Дав ухмыльнулся.
– Как кстати подвернулась такая любопытная горничная.
– Да, сэр. Она к тому же клянется, что слышала храп молодого человека. Не может быть, чтоб он вышел из дома.
Дав натянул треуголку пониже на лоб. Мокрая мостовая сверкала, с крыш капало. Не могла горничная ничего слышать в такой ливень.
Шлепая сапогами по лужам, он обошел дом. Узкая полоска света мерцала меж ставен в одном из окон. Он тихо встал в темном углу подле конюшен и принялся ждать.
Стало совсем поздно. Холод пробирал до костей. Стоять под дождем, превратившимся в мокрый снег, в лужах, покрывшихся корочкой льда, было чертовски неудобно. Наконец свеча в комнате, где предположительно почивала «Джордж», догорела и задняя часть дома погрузилась в еще большую тьму. Может, она, обогатившись на двести гиней, спит сейчас сном невинности, уютно устроившись на кресле- кушетке и в самом деле храпит. Может, все, что она рассказала ему, – истинная правда. Может, она действительно хотела всего лишь заполучить его галстук.
Однако совсем нетрудно закрыть и открыть такое окно снаружи – достаточно всунуть лезвие ножа в щель между рамами, и можно поднять или опустить щеколду, в особенности если предварительно немного ослабить винты.
Но Мег вызвали с расчетом.
Он приготовился ждать всю ночь, если потребуется.
Наконец раздались легкие шаги. Дав отошел еще глубже в тень, шаги все приближались, вот она подошла к дому. Он ухмыльнулся, увидев, как она воспользовалась перевернутым кверху дном тазиком, чтобы уберечь парик от дождя. Она окинула взглядом темные дома, затем вытащила нож для разрезания бумаг из кармана камзола. Ему даже показалось, что он расслышал тихий щелчок щеколды. Ни разу более не оглянувшись, она подняла раму и шагнула через подоконник внутрь.
Ставни тут же затворились.

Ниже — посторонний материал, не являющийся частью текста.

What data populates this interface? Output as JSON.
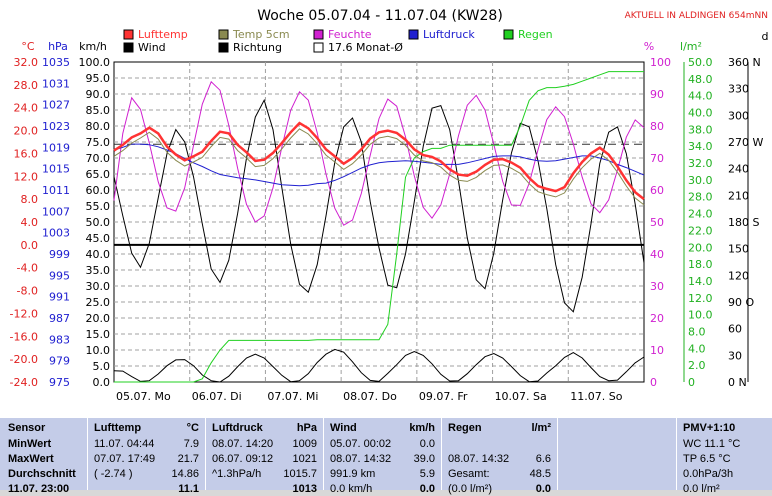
{
  "title": "Woche 05.07.04 - 11.07.04 (KW28)",
  "station": "AKTUELL IN ALDINGEN 654mNN",
  "legend": [
    {
      "label": "Lufttemp",
      "color": "#ff3333"
    },
    {
      "label": "Temp 5cm",
      "color": "#8a8a50"
    },
    {
      "label": "Feuchte",
      "color": "#d020d0"
    },
    {
      "label": "Luftdruck",
      "color": "#2020d0"
    },
    {
      "label": "Regen",
      "color": "#20d020"
    },
    {
      "label": "Wind",
      "color": "#000000"
    },
    {
      "label": "Richtung",
      "color": "#000000"
    },
    {
      "label": "17.6 Monat-Ø",
      "color": "#ffffff"
    }
  ],
  "axis_units": {
    "temp": "°C",
    "pressure": "hPa",
    "wind": "km/h",
    "humidity": "%",
    "rain": "l/m²",
    "direction": "d"
  },
  "chart_data": {
    "type": "line",
    "x_labels": [
      "05.07. Mo",
      "06.07. Di",
      "07.07. Mi",
      "08.07. Do",
      "09.07. Fr",
      "10.07. Sa",
      "11.07. So"
    ],
    "temp_ticks": [
      "32.0",
      "28.0",
      "24.0",
      "20.0",
      "16.0",
      "12.0",
      "8.0",
      "4.0",
      "0.0",
      "-4.0",
      "-8.0",
      "-12.0",
      "-16.0",
      "-20.0",
      "-24.0"
    ],
    "pressure_ticks": [
      "1035",
      "1031",
      "1027",
      "1023",
      "1019",
      "1015",
      "1011",
      "1007",
      "1003",
      "999",
      "995",
      "991",
      "987",
      "983",
      "979",
      "975"
    ],
    "wind_ticks": [
      "100.0",
      "95.0",
      "90.0",
      "85.0",
      "80.0",
      "75.0",
      "70.0",
      "65.0",
      "60.0",
      "55.0",
      "50.0",
      "45.0",
      "40.0",
      "35.0",
      "30.0",
      "25.0",
      "20.0",
      "15.0",
      "10.0",
      "5.0",
      "0.0"
    ],
    "humidity_ticks": [
      "100",
      "90",
      "80",
      "70",
      "60",
      "50",
      "40",
      "30",
      "20",
      "10",
      "0"
    ],
    "rain_ticks": [
      "50.0",
      "48.0",
      "44.0",
      "40.0",
      "38.0",
      "34.0",
      "32.0",
      "30.0",
      "28.0",
      "24.0",
      "22.0",
      "20.0",
      "18.0",
      "14.0",
      "12.0",
      "10.0",
      "8.0",
      "4.0",
      "2.0",
      "0"
    ],
    "direction_ticks": [
      "360 N",
      "330",
      "300",
      "270 W",
      "240",
      "210",
      "180 S",
      "150",
      "120",
      "90 O",
      "60",
      "30",
      "0 N"
    ],
    "wind_ylim": [
      0,
      100
    ],
    "temp_ylim": [
      -24,
      32
    ],
    "pressure_ylim": [
      975,
      1035
    ],
    "humidity_ylim": [
      0,
      100
    ],
    "rain_ylim": [
      0,
      50
    ],
    "lufttemp": [
      16.5,
      17.5,
      18.8,
      19.5,
      20.5,
      19.5,
      17.2,
      15.8,
      14.8,
      15.5,
      16.3,
      18.2,
      19.8,
      19.5,
      17.5,
      16.2,
      14.7,
      14.9,
      16.1,
      17.8,
      19.7,
      21.3,
      20.4,
      18.7,
      16.7,
      15.5,
      14.2,
      15.2,
      16.7,
      18.6,
      19.7,
      20.0,
      19.6,
      18.4,
      16.7,
      15.7,
      15.4,
      14.6,
      13.2,
      12.3,
      12.1,
      12.8,
      14.0,
      14.9,
      15.0,
      14.4,
      13.5,
      11.7,
      10.3,
      9.8,
      9.4,
      10.1,
      12.5,
      14.5,
      16.0,
      17.0,
      15.8,
      13.7,
      11.3,
      9.2,
      8.0
    ],
    "temp5cm": [
      15.5,
      16.5,
      17.8,
      18.7,
      19.7,
      18.5,
      16.2,
      14.8,
      13.8,
      14.5,
      15.3,
      17.2,
      18.8,
      18.5,
      16.5,
      15.2,
      13.7,
      13.9,
      15.1,
      16.8,
      18.7,
      20.3,
      19.4,
      17.7,
      15.7,
      14.5,
      13.2,
      14.2,
      15.7,
      17.6,
      18.7,
      19.0,
      18.6,
      17.4,
      15.7,
      14.7,
      14.4,
      13.6,
      12.2,
      11.3,
      11.1,
      11.8,
      13.0,
      13.9,
      14.0,
      13.4,
      12.5,
      10.7,
      9.3,
      8.8,
      8.4,
      9.1,
      11.5,
      13.5,
      15.0,
      16.0,
      14.8,
      12.7,
      10.3,
      8.2,
      7.0
    ],
    "luftdruck": [
      1018.5,
      1019.0,
      1019.6,
      1019.6,
      1019.5,
      1019.1,
      1018.5,
      1017.8,
      1016.9,
      1016.1,
      1015.4,
      1014.6,
      1013.9,
      1013.6,
      1013.3,
      1013.1,
      1012.9,
      1012.6,
      1012.3,
      1012.0,
      1011.9,
      1011.8,
      1011.9,
      1012.2,
      1012.3,
      1012.8,
      1013.5,
      1014.3,
      1015.1,
      1015.7,
      1016.1,
      1016.3,
      1016.4,
      1016.5,
      1016.4,
      1016.2,
      1016.0,
      1015.8,
      1015.8,
      1015.8,
      1016.1,
      1016.5,
      1016.9,
      1017.3,
      1017.4,
      1017.4,
      1017.2,
      1016.8,
      1016.5,
      1016.4,
      1016.5,
      1016.8,
      1017.1,
      1017.4,
      1017.4,
      1017.0,
      1016.5,
      1015.8,
      1015.2,
      1014.5,
      1013.8
    ],
    "feuchte": [
      56.7,
      77.7,
      88.8,
      85.2,
      74.7,
      62.6,
      54.4,
      53.4,
      60.7,
      73.9,
      86.8,
      93.8,
      91.2,
      80.2,
      66.7,
      55.5,
      50.0,
      51.9,
      60.7,
      73.3,
      84.9,
      90.7,
      88.1,
      77.9,
      65.0,
      54.3,
      49.0,
      50.6,
      58.9,
      70.8,
      82.3,
      88.4,
      86.2,
      76.6,
      64.4,
      54.6,
      51.2,
      55.3,
      65.0,
      77.0,
      86.5,
      89.6,
      85.0,
      74.3,
      62.7,
      55.3,
      55.2,
      62.1,
      72.6,
      82.0,
      86.0,
      82.9,
      74.4,
      64.0,
      55.7,
      52.9,
      56.9,
      66.3,
      76.5,
      81.9,
      79.5
    ],
    "regen": [
      0,
      0,
      0,
      0,
      0,
      0,
      0,
      0,
      0,
      0,
      0.5,
      3.0,
      5.0,
      6.5,
      6.5,
      6.5,
      6.5,
      6.5,
      6.5,
      6.5,
      6.5,
      6.5,
      6.5,
      6.6,
      6.6,
      6.6,
      6.6,
      6.6,
      6.6,
      6.6,
      6.6,
      9.0,
      20.0,
      32.0,
      35.0,
      36.0,
      36.5,
      36.5,
      37.0,
      37.0,
      37.0,
      37.0,
      37.0,
      37.0,
      37.0,
      37.0,
      40.0,
      44.0,
      45.5,
      46.0,
      46.0,
      46.2,
      46.5,
      47.0,
      47.5,
      48.0,
      48.5,
      48.5,
      48.5,
      48.5,
      48.5
    ],
    "wind": [
      3.5,
      3.4,
      1.7,
      0.2,
      0.4,
      2.5,
      5.1,
      6.9,
      7.0,
      5.1,
      2.2,
      0.4,
      0.0,
      1.8,
      4.8,
      7.5,
      8.7,
      7.5,
      4.8,
      2.1,
      0.1,
      0.4,
      2.6,
      6.1,
      8.7,
      10.2,
      9.3,
      6.3,
      2.9,
      0.5,
      0.2,
      2.7,
      5.4,
      8.3,
      9.5,
      8.3,
      5.7,
      2.4,
      0.3,
      0.4,
      2.6,
      5.4,
      7.9,
      8.9,
      7.5,
      4.8,
      2.0,
      0.1,
      0.3,
      2.8,
      5.1,
      7.7,
      9.2,
      7.5,
      4.5,
      1.7,
      0.4,
      0.6,
      3.2,
      6.0,
      7.8
    ],
    "richtung": [
      231,
      187,
      145,
      129,
      156,
      207,
      257,
      284,
      270,
      231,
      178,
      127,
      112,
      137,
      190,
      252,
      298,
      317,
      284,
      219,
      155,
      110,
      101,
      132,
      187,
      247,
      287,
      297,
      270,
      203,
      151,
      109,
      106,
      144,
      203,
      265,
      308,
      311,
      284,
      226,
      162,
      115,
      105,
      145,
      205,
      258,
      291,
      287,
      249,
      195,
      132,
      89,
      79,
      118,
      178,
      246,
      281,
      287,
      257,
      200,
      134
    ],
    "monat_avg": 17.6
  },
  "table": {
    "col_sensor": {
      "header": "Sensor",
      "rows": [
        "MinWert",
        "MaxWert",
        "Durchschnitt",
        "11.07. 23:00"
      ]
    },
    "col_lufttemp": {
      "header": "Lufttemp",
      "unit": "°C",
      "rows": [
        [
          "11.07.  04:44",
          "7.9"
        ],
        [
          "07.07.  17:49",
          "21.7"
        ],
        [
          "( -2.74 )",
          "14.86"
        ],
        [
          "",
          "11.1"
        ]
      ]
    },
    "col_luftdruck": {
      "header": "Luftdruck",
      "unit": "hPa",
      "rows": [
        [
          "08.07.  14:20",
          "1009"
        ],
        [
          "06.07.  09:12",
          "1021"
        ],
        [
          "^1.3hPa/h",
          "1015.7"
        ],
        [
          "",
          "1013"
        ]
      ]
    },
    "col_wind": {
      "header": "Wind",
      "unit": "km/h",
      "rows": [
        [
          "05.07.  00:02",
          "0.0"
        ],
        [
          "08.07.  14:32",
          "39.0"
        ],
        [
          "991.9 km",
          "5.9"
        ],
        [
          "0.0 km/h",
          "0.0"
        ]
      ]
    },
    "col_regen": {
      "header": "Regen",
      "unit": "l/m²",
      "rows": [
        [
          "",
          ""
        ],
        [
          "08.07.  14:32",
          "6.6"
        ],
        [
          "Gesamt:",
          "48.5"
        ],
        [
          "(0.0 l/m²)",
          "0.0"
        ]
      ]
    },
    "col_pmv": {
      "header": "PMV+1:10",
      "rows": [
        "WC 11.1 °C",
        "TP 6.5 °C",
        "0.0hPa/3h",
        "0.0 l/m²"
      ]
    }
  }
}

На сей раз, вне всякого сомнения, железный брус опустился в предназначенные для него скобы, надежно запирая окно. Она проникла в дом с быстротой, обличавшей в ней профессионала, и Дава такое обстоятельство встревожило.
Итак, она уже успела перехитрить его один раз. Теперь невозможно узнать, куда она ходила, и нельзя признаться, что он сам прятался здесь по темным углам как какой-нибудь ночной дух.

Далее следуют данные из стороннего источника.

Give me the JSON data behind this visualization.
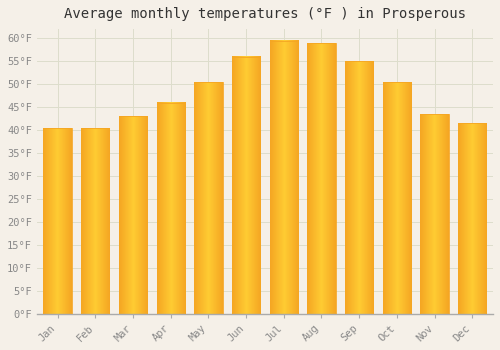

Размашисто шагая, Дав вернулся на площадь, где выдал своему шпиону обещанную монету и отпустил его. В следующий раз он посадит ей на хвост двух человек. Или отправится следить за ней сам. Дома его поджидала пустая постель и обыск во всем доме. Теперь ясно, что он и интересная молодая особа вступили в весьма опасную игру.
И он – так как все карты у него на руках – победит.

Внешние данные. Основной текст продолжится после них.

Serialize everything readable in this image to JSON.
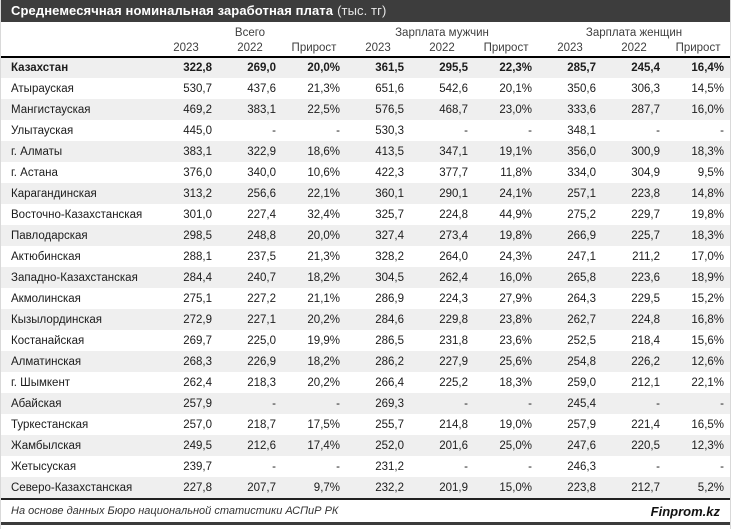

Но, сорвав с нее маску, он безжалостно откроет в ней жар женской страстности, который она носит скрытым в своей груди.
И если его подозрения сколько-нибудь основательны, тогда он в первый раз в жизни будет заниматься любовью с врагом.
Со стороны фасада окна восемнадцатого номера все еще сияли светом, и из них доносился гомон голосов. Дав подошел к парадному крыльцу и стукнул дверным молотком. Лакей отворил входную дверь и уставился на нежданного посетителя, с треуголки которого так и лилась вода, а из-под мокрого плаща посверкивала шпага.
– Добрый вечер, – поприветствовал Дав лакея и вложил в его руку свою визитную карточку. – Будьте так любезны, передайте леди Шарлотте Рэмпол...
Она проснулась от холода и каких-то тихих звуков. В кабинете стояла арктическая стужа. Едва повинующимися пальцами она принялась шарить в поисках своего огнива, и наконец желанный язычок пламени затрепетал над свечкой на маленьком столике возле кушетки. Тени заметались по выстуженным темным углам. Сапоги ее оставались все еще сырыми, а затопить камин она не могла.
Сильвия напялила парик и влезла в мятый камзол, прежде чем отпереть дверь. Весь коридор ярко освещали настенные светильники. Стрелки часов стояли по стойке «смирно»: шесть утра. Рассветет еще не скоро, хотя прислуга уже поднялась и, покинув свои постели на чердаке, спустилась вниз, чтобы вновь зажечь свечи и приняться за растопку каминов и плиты. Начнут они, разумеется, с кухни и спален, а не с холодного кабинета с оледеневшей кушеткой.
Она вернулась в комнатку греть ладони над свечкой и дрожать.
«Но вам должно быть очень хорошо известно, что обаяние и привлекательность суть атрибуты дьявола, причем едва ли не самые полезные для него».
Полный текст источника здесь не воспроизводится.